Speakers Corner booths were located in:

- British Columbia
  - Vancouver (CKVU): 180 West 2nd Avenue (station building), Tom Lee Music on Granville Street, MarketPlace IGA at Smithe and Burrard Streets, plus outside Vancouver proper at Coquitlam Centre, and inside Famous Players SilverCity Metropolis Cinemas at Metropolis at Metrotown
  - Victoria (CIVI): 1420 Broad Street (station building)
  - Nanaimo (CIVI)
- Alberta
  - Calgary (Access, CKAL): 535 7th Avenue SW (station building)
  - Edmonton (Access, CKEM): West Edmonton Mall
- Ontario
  - London (CFPL): Galleria Mall and Covent Garden Market.

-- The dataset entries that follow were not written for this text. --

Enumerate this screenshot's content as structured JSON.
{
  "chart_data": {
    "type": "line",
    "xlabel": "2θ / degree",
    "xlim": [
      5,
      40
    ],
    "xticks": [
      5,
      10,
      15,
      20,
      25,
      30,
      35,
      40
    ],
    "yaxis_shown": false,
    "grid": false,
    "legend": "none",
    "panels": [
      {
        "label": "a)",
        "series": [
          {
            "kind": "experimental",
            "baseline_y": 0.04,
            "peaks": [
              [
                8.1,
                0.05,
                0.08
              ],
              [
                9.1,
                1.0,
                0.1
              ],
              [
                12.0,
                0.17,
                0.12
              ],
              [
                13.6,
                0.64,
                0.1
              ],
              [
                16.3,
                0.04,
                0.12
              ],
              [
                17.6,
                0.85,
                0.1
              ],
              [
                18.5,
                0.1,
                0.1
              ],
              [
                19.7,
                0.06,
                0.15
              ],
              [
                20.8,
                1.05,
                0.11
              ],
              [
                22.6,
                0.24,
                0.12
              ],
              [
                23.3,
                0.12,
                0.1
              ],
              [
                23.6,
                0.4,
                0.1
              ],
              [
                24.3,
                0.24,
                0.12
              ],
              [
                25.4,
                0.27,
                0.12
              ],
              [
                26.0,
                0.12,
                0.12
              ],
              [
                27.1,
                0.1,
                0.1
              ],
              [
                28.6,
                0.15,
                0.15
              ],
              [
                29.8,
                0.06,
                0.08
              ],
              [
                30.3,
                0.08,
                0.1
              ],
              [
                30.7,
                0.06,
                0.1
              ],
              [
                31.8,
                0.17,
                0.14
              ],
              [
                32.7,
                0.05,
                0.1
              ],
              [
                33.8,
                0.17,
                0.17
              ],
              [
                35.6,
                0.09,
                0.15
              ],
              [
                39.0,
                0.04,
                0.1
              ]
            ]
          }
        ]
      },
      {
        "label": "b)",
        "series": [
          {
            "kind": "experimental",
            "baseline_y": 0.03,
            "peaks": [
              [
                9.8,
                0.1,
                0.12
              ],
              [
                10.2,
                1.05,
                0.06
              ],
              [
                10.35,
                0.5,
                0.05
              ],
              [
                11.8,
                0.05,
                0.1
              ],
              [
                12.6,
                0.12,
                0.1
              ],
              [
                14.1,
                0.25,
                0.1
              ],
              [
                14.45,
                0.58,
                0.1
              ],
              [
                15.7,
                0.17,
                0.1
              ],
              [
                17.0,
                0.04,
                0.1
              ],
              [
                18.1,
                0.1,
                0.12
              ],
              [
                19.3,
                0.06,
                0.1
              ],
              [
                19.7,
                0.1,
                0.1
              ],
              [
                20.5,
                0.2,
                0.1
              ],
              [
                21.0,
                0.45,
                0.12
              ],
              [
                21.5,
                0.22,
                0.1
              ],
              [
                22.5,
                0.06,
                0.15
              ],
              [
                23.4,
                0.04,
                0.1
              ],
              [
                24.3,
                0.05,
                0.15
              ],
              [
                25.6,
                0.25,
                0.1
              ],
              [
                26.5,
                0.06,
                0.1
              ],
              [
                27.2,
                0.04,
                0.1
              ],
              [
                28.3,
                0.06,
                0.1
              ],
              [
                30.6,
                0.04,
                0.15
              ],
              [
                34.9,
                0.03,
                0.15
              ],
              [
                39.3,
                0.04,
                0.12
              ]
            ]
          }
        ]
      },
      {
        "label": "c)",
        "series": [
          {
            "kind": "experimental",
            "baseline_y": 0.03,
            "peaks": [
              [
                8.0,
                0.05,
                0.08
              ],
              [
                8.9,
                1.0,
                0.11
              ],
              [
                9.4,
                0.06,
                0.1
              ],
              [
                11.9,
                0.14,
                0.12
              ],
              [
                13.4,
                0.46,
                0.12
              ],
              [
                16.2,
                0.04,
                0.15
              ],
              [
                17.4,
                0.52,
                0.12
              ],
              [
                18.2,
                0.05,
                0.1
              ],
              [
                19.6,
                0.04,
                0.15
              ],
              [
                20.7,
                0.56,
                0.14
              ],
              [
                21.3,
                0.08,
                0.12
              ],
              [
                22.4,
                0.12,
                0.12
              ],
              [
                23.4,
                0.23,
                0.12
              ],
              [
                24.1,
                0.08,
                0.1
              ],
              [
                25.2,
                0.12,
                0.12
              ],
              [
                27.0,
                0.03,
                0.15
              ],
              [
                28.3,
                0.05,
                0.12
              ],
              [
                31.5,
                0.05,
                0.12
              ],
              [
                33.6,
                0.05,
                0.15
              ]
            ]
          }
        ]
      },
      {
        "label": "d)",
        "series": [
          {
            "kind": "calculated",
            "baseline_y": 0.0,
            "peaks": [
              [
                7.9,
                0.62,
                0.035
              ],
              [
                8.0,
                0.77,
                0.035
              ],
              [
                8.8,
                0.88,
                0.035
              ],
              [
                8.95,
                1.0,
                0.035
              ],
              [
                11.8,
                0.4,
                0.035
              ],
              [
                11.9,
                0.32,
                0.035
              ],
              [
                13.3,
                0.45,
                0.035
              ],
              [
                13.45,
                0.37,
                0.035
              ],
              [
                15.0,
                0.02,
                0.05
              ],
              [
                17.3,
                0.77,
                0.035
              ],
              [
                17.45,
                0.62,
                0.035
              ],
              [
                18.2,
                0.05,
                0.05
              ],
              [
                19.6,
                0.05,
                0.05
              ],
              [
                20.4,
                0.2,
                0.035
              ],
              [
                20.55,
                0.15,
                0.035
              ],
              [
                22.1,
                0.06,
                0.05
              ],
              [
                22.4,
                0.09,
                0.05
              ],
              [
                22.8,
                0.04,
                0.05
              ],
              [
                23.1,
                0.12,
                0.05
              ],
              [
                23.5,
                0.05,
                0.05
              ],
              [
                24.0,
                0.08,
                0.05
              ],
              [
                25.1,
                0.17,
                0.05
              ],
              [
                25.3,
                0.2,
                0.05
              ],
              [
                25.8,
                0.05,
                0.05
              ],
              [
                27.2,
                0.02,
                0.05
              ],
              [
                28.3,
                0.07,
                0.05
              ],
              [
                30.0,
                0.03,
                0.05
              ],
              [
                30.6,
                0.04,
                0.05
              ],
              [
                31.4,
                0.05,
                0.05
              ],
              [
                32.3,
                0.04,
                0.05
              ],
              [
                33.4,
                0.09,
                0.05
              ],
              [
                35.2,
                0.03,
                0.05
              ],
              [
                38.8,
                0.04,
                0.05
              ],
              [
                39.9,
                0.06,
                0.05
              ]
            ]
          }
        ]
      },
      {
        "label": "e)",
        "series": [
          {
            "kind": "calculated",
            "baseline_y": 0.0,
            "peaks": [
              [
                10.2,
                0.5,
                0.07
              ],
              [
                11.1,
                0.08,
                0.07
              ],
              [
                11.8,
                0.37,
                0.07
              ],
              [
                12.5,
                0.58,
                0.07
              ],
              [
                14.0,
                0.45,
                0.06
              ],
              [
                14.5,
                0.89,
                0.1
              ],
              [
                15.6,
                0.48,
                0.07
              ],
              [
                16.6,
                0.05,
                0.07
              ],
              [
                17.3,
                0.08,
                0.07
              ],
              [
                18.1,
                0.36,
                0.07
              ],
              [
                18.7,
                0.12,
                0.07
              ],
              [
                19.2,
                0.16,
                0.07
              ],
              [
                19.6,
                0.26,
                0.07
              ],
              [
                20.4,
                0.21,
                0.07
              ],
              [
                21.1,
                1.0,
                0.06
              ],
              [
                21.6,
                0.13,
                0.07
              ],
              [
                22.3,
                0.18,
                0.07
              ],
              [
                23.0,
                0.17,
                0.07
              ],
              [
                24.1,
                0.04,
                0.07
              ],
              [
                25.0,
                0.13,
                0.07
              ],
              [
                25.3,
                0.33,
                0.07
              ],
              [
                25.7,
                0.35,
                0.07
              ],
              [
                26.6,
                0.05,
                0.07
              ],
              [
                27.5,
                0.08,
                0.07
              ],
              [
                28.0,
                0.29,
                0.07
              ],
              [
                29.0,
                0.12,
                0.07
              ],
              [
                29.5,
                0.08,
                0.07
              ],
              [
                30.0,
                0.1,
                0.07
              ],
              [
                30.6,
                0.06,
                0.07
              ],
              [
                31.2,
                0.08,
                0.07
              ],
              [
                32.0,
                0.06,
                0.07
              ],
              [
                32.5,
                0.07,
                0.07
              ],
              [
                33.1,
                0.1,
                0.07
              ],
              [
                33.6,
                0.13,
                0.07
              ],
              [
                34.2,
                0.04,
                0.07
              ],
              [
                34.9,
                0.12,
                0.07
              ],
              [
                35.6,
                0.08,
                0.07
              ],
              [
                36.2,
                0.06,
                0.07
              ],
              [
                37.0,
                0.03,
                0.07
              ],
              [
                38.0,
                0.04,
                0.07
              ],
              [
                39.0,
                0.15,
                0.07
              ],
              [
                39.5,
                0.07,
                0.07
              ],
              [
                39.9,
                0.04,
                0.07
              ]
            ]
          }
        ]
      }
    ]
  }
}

Richmond and Oxford Street location was removed due to high vandalism.
  - Ottawa (CHRO): 87 George Street (station building); Ottawa-Pembroke Speakers Corner show is cancelled, its final broadcast aired 11 February 2007.
  - Pembroke (CHRO): Pembroke Mall; regular Speakers Corner show no longer airs (see Ottawa).
  - Toronto (CITY): The Jays Shop at Rogers Centre, interim location as of June 2008; previously the ChumCity Building 299 Queen Street West at John Street. A new booth was planned to be established at Citytv's new facility at 33 Dundas Street East, but the show was cancelled before this could happen. The ChumCity Store was also a booth location at times.
    - A new replacement booth is now located at the ZoomerPlex on 64 Jefferson Avenue at Liberty Village and is dubbed the VoxBox and opened in 2022. This booth is now operated directly by Moses Znaimer.
  - Windsor (CHWI): Palace Cinemas Building, 300 Ouellette Avenue (Southeast corner of University Avenue and Ouellette Avenue)

For other Citytv and A-Channel outlets, either there was no Speakers Corner program for that market, or the booth locations are not currently known. In Alberta, Access: The Education Station, which was the provincial broadcaster (now CTV 2 Alberta) owned by CTVglobemedia, operated Speakers Corner.

Mobile booths were also available to increase public access. These were occasionally deployed at special events but were not for private use. There were many requests to rent a mobile video recording booth for weddings and corporate events.